Identification of Darkly Pigmented Fungi Associated with Turfgrass Roots by Mycelial Characteristics and RAPD-PCR

Abstract

A select group of darkly pigmented turfgrass pathogens are referred to as ectotrophic root-infecting (ERI) fungi. Identification of ERI fungi, as well as darkly pigmented saprophytes, cannot be rapidly or reliably determined by traditional methods. The objectives of this study were (i) to determine if these darkly pigmented fungi could be presumptively identified by mycelial growth rates and characteristics, and (ii) to definitively identify these fungi based on DNA products generated through random amplified polymorphic DNA (RAPD) polymerase chain reaction (PCR). Previously identified isolates of Gaeumannomyces cylindrosporus, G. graminis var. avenae, G. graminis var. graminis, G. incrustans, Magnaporthe poae, Ophiosphaerella herpotricha, O. korrae, and Phialophora graminicola were obtained. The species were separated into two groups based on their growth rate on half strength potato dextrose agar at 25°C. Slower-growing species [X = 2.5 ; range = 1.6 to 3.4 mm per day] were G. cylindrosporus, P. graminicola, O. herpotricha, and O. korrae, whereas fast-growing species [X = 5.5 ; range = 3.2 to 6.6 mm per day] were G. graminis var. avenae, G. graminis var. graminis, G. incrustans, and M. poae. Colony characteristics and growth rate were valuable in presumptively distinguishing most species. For example, O. korrae colonies had distinctively raised or dome-shaped mycelium, whereas O. herpotricha isolates produced a brownish black colored exudate in the center of 2-week-old colonies. Gaeumannomyces graminis var. avenae isolates were separated from G. incrustans and M. poae based on their very slow growth at 30°C. Initially, only single isolate of G. cylindrosporus, G. graminis var. avenae, G. graminis var. graminis, G. incrustans, M. poae, O. herpotricha, O. korrae, and P. graminicola were evaluated against 20 oligonucleotide primers (10-mers) for identifiable and reproducible DNA products.

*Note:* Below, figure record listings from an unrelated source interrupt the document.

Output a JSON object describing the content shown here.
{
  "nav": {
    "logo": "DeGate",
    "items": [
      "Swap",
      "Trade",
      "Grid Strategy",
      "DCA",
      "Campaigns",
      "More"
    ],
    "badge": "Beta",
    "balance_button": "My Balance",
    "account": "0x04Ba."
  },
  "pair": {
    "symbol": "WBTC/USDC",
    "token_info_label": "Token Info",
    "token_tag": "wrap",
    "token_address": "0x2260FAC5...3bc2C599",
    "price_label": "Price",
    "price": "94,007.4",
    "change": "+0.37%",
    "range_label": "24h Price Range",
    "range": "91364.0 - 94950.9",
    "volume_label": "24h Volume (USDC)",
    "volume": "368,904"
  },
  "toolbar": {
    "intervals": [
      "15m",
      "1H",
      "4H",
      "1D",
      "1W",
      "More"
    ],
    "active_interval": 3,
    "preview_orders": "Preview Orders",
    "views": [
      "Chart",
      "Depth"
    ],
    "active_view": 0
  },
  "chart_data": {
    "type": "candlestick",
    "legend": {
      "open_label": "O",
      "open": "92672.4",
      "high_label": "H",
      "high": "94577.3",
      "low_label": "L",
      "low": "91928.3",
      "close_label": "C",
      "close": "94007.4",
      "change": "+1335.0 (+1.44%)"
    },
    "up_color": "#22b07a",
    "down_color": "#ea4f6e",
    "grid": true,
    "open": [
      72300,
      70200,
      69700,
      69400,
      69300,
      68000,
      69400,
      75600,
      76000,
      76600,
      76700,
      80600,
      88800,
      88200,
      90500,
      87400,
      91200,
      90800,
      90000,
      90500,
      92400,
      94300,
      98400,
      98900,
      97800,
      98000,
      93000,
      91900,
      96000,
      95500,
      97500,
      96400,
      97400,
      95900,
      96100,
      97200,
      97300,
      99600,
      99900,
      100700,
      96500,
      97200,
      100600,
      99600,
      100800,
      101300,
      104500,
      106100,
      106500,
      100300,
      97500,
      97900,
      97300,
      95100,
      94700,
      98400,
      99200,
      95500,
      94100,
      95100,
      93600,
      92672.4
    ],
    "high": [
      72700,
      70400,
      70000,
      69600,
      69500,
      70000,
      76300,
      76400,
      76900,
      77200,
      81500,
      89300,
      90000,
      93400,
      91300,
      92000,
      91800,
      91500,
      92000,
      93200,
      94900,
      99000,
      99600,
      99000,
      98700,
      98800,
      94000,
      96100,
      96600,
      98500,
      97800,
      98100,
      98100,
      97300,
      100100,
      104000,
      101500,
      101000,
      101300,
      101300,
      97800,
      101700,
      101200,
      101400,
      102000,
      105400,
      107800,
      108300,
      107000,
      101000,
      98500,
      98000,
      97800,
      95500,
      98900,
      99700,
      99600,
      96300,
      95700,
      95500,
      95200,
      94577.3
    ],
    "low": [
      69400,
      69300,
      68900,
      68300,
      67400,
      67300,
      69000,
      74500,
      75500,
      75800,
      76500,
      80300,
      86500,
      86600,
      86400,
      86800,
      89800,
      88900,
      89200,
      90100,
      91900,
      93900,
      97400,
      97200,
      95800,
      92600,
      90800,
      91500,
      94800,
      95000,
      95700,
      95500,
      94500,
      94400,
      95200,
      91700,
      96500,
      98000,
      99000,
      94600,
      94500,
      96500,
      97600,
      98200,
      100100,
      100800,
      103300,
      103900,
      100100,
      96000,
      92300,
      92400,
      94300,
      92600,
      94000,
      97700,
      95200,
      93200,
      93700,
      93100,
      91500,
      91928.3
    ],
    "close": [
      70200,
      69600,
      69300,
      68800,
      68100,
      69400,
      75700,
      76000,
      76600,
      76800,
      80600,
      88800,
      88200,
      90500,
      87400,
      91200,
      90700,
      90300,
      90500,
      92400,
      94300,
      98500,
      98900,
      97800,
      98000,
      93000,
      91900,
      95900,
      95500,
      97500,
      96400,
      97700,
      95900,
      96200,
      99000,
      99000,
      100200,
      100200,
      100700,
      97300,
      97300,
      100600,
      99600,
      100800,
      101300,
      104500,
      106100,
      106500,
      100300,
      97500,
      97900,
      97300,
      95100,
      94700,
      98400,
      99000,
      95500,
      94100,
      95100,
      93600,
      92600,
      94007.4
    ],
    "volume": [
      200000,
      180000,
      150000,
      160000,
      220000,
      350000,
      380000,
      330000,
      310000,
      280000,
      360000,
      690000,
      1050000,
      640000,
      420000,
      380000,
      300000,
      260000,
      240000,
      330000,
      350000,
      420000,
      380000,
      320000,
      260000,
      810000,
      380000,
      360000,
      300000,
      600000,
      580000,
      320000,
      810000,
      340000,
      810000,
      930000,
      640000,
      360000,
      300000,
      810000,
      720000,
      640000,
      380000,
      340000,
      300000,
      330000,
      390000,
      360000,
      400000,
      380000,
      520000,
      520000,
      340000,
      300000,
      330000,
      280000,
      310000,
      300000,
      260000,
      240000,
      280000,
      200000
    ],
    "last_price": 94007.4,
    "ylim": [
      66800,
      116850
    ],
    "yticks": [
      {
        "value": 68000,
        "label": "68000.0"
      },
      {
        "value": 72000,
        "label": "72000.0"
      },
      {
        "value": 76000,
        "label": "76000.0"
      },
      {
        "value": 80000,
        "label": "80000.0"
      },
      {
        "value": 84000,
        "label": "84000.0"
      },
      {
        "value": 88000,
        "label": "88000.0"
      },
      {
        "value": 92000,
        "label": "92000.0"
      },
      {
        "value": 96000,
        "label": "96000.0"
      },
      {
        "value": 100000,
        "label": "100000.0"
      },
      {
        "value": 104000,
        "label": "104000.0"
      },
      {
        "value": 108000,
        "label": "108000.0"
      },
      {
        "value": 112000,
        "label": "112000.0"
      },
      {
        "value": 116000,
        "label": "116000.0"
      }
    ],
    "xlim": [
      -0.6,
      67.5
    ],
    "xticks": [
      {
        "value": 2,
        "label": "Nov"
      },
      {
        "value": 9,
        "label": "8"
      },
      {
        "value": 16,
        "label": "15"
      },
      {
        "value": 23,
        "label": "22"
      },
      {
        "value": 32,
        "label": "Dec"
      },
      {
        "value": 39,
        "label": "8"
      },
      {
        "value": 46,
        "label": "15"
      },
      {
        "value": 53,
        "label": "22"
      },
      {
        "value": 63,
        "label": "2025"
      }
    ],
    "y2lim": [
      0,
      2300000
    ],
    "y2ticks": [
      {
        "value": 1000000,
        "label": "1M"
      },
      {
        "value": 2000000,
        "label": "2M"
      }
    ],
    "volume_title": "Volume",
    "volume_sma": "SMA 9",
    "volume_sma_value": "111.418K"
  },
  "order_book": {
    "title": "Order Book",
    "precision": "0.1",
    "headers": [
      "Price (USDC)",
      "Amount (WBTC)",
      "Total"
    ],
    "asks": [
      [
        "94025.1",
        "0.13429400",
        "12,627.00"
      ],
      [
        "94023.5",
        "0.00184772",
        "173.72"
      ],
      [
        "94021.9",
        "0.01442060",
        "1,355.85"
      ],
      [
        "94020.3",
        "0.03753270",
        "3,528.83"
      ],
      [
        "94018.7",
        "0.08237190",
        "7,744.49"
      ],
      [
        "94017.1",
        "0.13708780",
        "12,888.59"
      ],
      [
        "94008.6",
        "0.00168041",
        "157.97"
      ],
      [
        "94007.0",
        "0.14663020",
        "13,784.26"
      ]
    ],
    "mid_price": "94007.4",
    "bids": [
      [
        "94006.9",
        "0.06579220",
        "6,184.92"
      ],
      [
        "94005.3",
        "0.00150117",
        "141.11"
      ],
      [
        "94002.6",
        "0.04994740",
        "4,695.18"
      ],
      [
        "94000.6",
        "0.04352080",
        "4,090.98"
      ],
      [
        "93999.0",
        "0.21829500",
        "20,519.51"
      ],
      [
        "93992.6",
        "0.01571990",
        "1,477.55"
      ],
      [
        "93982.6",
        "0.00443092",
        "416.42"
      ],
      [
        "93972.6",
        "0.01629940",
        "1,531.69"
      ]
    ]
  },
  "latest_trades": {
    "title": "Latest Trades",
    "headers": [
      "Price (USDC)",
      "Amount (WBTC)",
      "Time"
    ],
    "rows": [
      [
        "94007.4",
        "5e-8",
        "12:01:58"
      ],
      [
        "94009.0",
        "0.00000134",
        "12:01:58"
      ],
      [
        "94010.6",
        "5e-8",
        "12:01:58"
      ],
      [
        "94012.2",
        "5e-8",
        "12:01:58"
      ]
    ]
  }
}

Primers were found that reliably produced bands unique to each species, excluding G. graminis var. graminis. Then, an additional 52 known ERI fungal isolates were screened against the species-specific 10-mers to confirm reproducibility and clarity of the DNA fingerprints. When fungal isolates were obtained from diseased turfgrass roots, clinical identification of ERI fungi was achieved in 2 to 3 weeks.